# Soundstream reference 500



## greenbean77 (Nov 8, 2014)

hey guys....new to the forum and been out of the car audio game for like fifteen years but i need a midlife hobby so i've decided to get back into it. I'm trying to replicate a setup that i had in the late 90's which was a Soundstream reference 500 running two jl audio 12w3's......that **** pounded so hard in my eclipse that i couldnt keep my rear view mirror up. so anyways after lots of searching i tracked down my holy grail and found an original oldschool reference 500 from this place in florida that is shipping as i write this. I'm still on the prowl for oldschool jl 12's but havent had much luck yet. In the mean time i'm just going to run a set of alpine e 12's off it but i'm very rusty and can't remember how i had it set up. i know i had it bridged but was hoping to get some advice on how to wire this up. the amp is stable to a .5 ohm so bridging is not an issue i think?? the alpines are svc 4 ohm and i want to power them as much as possible.don't even care if they blow up in a month as i will be replacing them soon. the reference is the only thing i'm concerned with. any help or advice would be much appreciated....thanks in advance!!!!!


----------



## Old Skewl (May 30, 2011)

You can bridge the 500 in high current mode and run a 2 Ohm load on it. If you wire your (2) 4 Ohm subs in parallel for a 2 Ohm load.


----------



## greenbean77 (Nov 8, 2014)

Old Skewl said:


> You can bridge the 500 in high current mode and run a 2 Ohm load on it. If you wire your (2) 4 Ohm subs in parallel for a 2 Ohm load.

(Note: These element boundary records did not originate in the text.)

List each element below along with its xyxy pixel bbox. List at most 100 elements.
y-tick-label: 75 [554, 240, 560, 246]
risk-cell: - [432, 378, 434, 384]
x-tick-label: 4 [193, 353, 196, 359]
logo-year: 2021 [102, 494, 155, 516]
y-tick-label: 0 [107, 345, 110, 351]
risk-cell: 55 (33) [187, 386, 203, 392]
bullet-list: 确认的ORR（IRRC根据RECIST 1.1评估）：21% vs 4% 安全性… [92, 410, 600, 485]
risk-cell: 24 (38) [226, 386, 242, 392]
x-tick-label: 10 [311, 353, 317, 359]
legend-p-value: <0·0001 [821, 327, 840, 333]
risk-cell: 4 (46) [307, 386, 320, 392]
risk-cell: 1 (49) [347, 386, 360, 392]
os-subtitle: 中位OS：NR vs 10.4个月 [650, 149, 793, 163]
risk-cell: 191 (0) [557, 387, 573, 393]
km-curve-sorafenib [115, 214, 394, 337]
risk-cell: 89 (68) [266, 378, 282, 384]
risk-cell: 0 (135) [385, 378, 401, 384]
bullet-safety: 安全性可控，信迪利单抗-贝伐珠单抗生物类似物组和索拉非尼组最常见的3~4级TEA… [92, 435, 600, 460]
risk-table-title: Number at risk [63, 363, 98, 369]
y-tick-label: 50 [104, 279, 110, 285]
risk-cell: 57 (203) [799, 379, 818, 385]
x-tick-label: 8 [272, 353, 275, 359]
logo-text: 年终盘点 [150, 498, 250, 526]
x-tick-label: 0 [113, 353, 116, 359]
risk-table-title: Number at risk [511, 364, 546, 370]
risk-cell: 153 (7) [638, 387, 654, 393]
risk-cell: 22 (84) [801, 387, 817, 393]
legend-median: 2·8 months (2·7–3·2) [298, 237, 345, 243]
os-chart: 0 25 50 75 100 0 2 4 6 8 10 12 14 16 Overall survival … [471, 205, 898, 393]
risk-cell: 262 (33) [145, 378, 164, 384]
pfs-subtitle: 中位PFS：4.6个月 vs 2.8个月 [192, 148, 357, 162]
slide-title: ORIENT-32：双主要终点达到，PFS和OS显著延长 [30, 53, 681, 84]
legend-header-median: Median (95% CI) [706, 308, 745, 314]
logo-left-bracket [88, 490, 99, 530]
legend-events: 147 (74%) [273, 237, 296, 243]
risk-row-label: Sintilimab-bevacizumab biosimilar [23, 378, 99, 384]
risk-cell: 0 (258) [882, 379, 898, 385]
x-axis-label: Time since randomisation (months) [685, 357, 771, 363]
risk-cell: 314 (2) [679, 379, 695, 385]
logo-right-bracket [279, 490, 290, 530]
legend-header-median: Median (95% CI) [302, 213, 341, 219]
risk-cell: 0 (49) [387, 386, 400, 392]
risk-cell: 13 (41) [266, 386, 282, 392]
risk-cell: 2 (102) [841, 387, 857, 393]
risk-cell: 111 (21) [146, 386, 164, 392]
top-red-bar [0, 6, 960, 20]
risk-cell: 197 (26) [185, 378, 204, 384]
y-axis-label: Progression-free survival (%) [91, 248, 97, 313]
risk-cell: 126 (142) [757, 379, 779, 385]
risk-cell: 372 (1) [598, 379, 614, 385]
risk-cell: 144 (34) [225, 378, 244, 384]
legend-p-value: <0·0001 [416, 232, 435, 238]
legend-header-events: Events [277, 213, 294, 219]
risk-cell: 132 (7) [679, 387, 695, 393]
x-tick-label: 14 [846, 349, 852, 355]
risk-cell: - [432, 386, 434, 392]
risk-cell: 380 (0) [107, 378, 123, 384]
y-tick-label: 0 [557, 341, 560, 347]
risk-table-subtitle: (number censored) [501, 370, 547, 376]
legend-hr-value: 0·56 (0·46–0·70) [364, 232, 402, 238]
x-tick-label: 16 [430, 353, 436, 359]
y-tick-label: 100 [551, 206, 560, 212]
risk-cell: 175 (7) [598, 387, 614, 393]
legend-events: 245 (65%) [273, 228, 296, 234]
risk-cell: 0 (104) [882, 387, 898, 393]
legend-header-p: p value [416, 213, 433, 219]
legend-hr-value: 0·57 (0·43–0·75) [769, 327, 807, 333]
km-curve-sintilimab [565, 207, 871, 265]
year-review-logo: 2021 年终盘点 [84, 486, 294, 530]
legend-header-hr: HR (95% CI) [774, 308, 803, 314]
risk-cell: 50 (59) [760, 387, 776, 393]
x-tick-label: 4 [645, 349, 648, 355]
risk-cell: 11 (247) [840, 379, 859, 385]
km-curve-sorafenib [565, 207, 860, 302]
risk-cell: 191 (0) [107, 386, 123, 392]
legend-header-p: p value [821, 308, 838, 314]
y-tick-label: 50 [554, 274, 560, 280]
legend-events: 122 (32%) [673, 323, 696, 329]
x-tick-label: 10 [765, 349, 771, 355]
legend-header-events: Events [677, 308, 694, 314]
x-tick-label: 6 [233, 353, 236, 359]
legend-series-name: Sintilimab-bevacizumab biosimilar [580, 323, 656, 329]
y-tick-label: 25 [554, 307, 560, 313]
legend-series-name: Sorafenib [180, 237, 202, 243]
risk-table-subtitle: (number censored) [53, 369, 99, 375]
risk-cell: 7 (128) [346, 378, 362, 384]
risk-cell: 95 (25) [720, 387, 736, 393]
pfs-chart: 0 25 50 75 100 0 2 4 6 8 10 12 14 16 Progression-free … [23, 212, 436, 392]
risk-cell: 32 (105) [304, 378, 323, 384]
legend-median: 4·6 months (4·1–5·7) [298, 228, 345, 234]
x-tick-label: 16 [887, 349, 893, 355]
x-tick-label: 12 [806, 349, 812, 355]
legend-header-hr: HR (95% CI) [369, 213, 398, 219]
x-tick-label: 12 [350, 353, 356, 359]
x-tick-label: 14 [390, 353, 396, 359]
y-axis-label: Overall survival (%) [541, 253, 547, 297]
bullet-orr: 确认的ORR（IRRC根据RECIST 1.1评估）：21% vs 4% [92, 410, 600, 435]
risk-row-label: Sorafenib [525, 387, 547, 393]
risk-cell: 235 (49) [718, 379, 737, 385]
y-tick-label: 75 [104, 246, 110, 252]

sorry if i sound dumb here but.......

so 2 positive speaker wires in the left+ of the amp
2 negative speaker wires in the right- of the amp

and then wire the speakers normal? 1 pos to pos, 1 neg to neg for each svc?


i thought i might have to do some weird speaker wiring sequence or something?


and then just flip to high current mode?

thanks!!!


----------



## miniSQ (Aug 4, 2009)

http://www.soundstream.com/manuals/AMP/reference200_300_500amp.pdf


----------